I sell a position for four main reasons:
- Sell when the story changes: My experience has taught me that when you start to see cracks in your investment thesis, you sell immediately or someone else will. What constitutes the “story changing”? Normally it’s timelines being continually pushed out or scuttlebutt research that has unearthed something. It could also just be the tone or body language of management. 70% of communication is transmitted by body language, 23% voice tone & inflection, and 7% spoken words. This is why periodically talking to management on the phone or in person is very important. The “story changing” could also be a transformational acquisition involving lots of equity dilution. Lastly, it’s easy to fall in love with your positions when you spend hundreds of hours getting to know them. It’s OK to fall in love with your positions, just be prepared to divorce quickly. When the facts and story change don’t let your ego get in the way of selling.
- Sell when you find something better: When evaluating new opportunities, you are constantly evaluating them against what you already own. Often times the best opportunities are already in your portfolio. You already know them. There is a real time value in accumulating knowledge on a position. A new opportunity can’t have similar upside to your stable of investments, it needs to have considerably more upside to replace the “trust” in what you already know. Keep your hurdle rate high for new investments. Eventually, you will find something that is so compelling that you’ll need to sell an existing position to buy it.
- Sell at the first sign of management incompetence or unethical behavior: The management team is the head or brain of the company. The operations ie sales, marketing, distribution, product, service is the body. If the head is deaf, dumb, and blind, the body is useless. Life is too short to be investing in management who aren’t rational and trustworthy. The biggest test of management’s rationality is the decision on how to allocate cash. Leadership author and speaker John Maxwell says, “Most people have uphill dreams but have downhill habits.” You want to find and invest in intelligent fanatics that have the habits of winners.

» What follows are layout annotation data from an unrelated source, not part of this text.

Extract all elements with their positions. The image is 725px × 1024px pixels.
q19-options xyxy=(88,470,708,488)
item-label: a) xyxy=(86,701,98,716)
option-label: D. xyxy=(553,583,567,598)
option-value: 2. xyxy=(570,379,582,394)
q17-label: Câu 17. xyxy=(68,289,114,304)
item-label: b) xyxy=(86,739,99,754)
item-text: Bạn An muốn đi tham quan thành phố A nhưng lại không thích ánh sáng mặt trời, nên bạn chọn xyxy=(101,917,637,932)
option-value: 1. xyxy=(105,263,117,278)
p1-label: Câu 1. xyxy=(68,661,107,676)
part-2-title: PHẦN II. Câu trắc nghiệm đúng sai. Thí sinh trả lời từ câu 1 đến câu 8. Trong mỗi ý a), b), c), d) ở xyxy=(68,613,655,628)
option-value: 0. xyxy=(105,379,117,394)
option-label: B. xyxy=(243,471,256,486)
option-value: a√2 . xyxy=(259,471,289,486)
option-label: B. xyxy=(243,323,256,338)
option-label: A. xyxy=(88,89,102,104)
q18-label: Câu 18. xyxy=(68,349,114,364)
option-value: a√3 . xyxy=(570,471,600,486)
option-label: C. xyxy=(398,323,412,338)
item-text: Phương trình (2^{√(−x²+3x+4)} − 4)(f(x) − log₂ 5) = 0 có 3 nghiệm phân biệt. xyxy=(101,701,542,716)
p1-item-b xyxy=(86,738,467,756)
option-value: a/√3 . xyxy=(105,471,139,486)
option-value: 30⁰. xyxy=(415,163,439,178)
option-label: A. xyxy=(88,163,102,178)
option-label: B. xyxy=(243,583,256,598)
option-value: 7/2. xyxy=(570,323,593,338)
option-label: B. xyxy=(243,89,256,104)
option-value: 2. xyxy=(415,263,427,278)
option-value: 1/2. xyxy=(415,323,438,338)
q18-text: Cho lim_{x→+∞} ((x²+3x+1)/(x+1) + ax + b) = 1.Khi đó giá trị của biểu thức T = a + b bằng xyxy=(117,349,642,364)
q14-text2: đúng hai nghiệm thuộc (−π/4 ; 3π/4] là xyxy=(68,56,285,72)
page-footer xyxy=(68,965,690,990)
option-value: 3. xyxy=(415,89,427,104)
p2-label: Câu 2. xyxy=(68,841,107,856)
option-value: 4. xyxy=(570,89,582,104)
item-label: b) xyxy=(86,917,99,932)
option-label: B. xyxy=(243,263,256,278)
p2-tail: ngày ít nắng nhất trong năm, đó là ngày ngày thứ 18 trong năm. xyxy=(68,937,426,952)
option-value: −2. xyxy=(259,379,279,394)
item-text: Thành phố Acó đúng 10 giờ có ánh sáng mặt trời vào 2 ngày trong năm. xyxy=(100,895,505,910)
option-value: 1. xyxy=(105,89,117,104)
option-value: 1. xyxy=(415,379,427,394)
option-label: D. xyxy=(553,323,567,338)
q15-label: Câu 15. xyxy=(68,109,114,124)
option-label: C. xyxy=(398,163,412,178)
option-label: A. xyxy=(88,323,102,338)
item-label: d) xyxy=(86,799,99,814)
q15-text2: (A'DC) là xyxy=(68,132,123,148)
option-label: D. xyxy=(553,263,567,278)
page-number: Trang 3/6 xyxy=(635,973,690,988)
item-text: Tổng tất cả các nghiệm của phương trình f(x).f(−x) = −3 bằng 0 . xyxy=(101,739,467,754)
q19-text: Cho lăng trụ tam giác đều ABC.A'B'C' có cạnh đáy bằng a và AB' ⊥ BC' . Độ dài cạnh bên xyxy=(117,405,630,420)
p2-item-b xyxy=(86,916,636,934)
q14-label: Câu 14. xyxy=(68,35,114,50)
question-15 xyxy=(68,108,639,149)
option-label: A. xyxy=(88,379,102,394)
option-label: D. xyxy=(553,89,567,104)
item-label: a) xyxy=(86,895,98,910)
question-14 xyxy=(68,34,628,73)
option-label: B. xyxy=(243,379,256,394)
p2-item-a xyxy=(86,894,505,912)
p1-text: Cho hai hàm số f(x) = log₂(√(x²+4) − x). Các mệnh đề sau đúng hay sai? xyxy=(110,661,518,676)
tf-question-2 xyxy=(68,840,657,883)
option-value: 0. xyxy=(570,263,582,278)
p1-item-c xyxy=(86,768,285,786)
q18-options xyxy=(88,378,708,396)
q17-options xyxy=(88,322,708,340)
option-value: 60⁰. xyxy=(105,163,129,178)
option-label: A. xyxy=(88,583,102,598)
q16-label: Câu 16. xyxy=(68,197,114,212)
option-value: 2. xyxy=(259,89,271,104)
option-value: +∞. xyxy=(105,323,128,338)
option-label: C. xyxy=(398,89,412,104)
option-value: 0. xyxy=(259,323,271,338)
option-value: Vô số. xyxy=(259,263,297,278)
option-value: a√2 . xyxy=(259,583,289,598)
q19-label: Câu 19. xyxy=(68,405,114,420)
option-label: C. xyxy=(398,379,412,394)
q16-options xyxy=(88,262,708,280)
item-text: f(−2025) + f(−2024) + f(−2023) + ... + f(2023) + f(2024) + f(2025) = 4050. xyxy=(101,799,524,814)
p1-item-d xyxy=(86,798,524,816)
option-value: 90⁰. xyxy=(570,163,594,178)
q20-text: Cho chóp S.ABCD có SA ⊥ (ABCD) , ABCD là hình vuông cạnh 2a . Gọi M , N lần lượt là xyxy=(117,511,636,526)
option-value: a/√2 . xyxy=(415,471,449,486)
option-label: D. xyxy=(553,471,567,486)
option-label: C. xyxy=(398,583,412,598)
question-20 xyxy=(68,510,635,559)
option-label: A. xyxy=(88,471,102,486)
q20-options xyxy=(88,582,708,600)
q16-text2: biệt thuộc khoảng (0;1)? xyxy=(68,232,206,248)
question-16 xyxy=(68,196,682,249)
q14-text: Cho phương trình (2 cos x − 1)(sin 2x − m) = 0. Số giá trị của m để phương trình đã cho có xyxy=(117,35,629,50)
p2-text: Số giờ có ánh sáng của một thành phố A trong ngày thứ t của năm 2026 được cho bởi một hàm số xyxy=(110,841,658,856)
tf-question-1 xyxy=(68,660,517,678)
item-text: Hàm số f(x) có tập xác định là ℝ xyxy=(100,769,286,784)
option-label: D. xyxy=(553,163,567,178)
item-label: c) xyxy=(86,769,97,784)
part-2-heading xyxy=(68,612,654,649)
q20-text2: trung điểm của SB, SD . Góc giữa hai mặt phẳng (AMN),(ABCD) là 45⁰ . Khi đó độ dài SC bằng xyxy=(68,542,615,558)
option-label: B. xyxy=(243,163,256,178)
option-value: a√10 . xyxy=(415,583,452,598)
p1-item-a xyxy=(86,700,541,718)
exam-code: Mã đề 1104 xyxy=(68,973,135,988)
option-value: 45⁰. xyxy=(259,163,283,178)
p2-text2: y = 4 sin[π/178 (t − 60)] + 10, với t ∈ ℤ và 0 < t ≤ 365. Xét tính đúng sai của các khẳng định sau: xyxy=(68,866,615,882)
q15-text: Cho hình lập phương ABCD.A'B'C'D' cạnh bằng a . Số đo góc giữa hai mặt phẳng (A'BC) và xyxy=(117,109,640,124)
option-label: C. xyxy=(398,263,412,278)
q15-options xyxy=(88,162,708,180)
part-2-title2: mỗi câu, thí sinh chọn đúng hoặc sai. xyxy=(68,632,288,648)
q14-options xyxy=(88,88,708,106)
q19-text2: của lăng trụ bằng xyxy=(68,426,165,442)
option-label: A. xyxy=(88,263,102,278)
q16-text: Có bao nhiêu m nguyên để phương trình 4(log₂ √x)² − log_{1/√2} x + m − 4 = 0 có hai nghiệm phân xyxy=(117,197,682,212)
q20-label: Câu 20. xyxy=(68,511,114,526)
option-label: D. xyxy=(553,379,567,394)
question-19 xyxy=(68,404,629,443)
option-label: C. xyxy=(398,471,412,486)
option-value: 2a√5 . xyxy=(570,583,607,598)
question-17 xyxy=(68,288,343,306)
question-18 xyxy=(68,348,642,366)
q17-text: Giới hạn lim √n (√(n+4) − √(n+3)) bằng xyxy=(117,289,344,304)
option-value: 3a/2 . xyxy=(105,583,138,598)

- Sell when the company gets overvalued: I’ve never believed in selling strategies based on stock performance (i.e. sell half when a stock doubles). Holding on to your winners and cutting your losers is the key to investment success, but there are times when reality and expectations become too imbalanced. On a few occasions (not often enough 🙂 I’ve owned companies trading at single digit PE’s that got discovered by institutions and all of a sudden they were trading at 80 PEs (priced for perfection). In my experience, almost all stocks that go up 10x in a short period of time will have at least a 50% pullback at some point. It’s just what happens. In these times it’s ok to sell and buy back when the valuation is right.
There will be some instances when the best checklist or mental model won’t stop you from making a wrong decision. Warren Buffett says, “A checklist is no substitute for thinking”. These four rules for selling are no different. I use them like guardrails and as I’ve gained experience they become more defined and help me stay on the road of financial freedom. My judgements on selling will never be 100% correct just like my batting average in picking winners will never be 100%. But selling is very important. The overriding theme is you sell when you start rationalizing your investments. I’m “still” a full time private investor today not because of the gains I’ve made but because of the losses I haven’t taken.